Вот и все. Теперь уж ничего не поделаешь. Его дед примкнул к тем, кто пропал без вести на Сомме. Да, верно, он вернулся домой; просто потом он все потерял. Его имя могли тоже высечь на огромной каменной арке в Тьепвале. Несомненно, в какой-нибудь livre d'or[179] он внесен в полковой список представленных к наградам — документальное подтверждение той ненайденной колодки медалей. Но и это не поможет. Никаким усилием воли не воссоздать образ того человека 1915 года, в обмотках и скорее всего с усами. Он исчез за горизонтом памяти, и пухленькому французскому печеньицу, обмокнутому в чай, не дано пробудить правдивые воспоминания о былом. Воскресить их можно иначе, способом, которым внук того человека по-прежнему владеет. В конце-то концов, ему на роду написано добывать свой хлеб, балансируя между известным и неизвестным, обращая себе на пользу многозначащее заблуждение, частично вскрытые факты или будоражащую воображение подробность. Такова point de départ[180] в его ремесле.

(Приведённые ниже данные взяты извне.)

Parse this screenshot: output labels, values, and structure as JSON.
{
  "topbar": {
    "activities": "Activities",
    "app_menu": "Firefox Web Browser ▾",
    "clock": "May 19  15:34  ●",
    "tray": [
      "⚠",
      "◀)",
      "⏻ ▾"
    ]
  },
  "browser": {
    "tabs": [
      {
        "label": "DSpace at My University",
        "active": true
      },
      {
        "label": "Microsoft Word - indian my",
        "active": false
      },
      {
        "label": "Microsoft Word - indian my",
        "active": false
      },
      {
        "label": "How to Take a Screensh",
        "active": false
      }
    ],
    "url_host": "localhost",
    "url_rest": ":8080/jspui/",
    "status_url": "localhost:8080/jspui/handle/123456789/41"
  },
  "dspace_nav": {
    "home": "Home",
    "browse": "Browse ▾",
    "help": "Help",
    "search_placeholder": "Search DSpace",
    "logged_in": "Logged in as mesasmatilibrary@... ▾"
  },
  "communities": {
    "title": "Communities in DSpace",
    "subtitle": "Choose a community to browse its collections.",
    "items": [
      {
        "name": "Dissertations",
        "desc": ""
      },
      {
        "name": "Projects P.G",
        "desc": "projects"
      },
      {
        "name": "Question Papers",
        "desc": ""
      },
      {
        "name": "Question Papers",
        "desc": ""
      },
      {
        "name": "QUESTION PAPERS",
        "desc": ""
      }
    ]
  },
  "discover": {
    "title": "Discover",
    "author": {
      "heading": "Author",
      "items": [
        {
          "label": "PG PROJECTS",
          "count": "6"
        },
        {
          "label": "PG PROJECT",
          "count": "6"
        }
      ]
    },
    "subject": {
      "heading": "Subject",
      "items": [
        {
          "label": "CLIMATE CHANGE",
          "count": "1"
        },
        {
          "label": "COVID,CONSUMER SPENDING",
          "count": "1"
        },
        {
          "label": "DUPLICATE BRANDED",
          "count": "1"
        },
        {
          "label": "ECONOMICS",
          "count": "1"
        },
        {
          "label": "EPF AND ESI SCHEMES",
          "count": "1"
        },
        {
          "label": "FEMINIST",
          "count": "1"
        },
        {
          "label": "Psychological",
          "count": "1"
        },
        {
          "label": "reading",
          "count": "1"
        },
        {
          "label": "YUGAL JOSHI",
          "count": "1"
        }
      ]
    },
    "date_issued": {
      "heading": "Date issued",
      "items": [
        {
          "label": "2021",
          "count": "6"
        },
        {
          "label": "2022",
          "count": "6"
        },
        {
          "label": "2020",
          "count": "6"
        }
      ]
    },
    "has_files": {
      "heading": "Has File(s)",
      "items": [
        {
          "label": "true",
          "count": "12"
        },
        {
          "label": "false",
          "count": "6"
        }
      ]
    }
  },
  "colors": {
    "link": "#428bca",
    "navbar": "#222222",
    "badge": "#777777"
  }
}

«Томми» — вот как их называли сто лет назад, когда во Франции вырубали леса, заготовляя опоры для траншей. Позже, когда он учительствовал в Рене, его самого и его соотечественников, этих надежных, хотя и лишенных воображения здоровяков, что живут на северных островах неподалеку, ласково прозвали les Rosbifs.[181] Потом, однако, появилась новая кличка: les Fuck-offs.[182] В европейском семействе Англия превратилась в трудного ребенка, ее нерешительные политики вяло лгали о своих обязательствах, в то время как ее одетые в штатское вояки-фанаты важно расхаживали по улицам, не зная ни слова по-французски и высокомерно насмехаясь над здешним пивом. Отвали! Отвали! Отвали! Так «томми» и «ростбифы» превратились в «отвали».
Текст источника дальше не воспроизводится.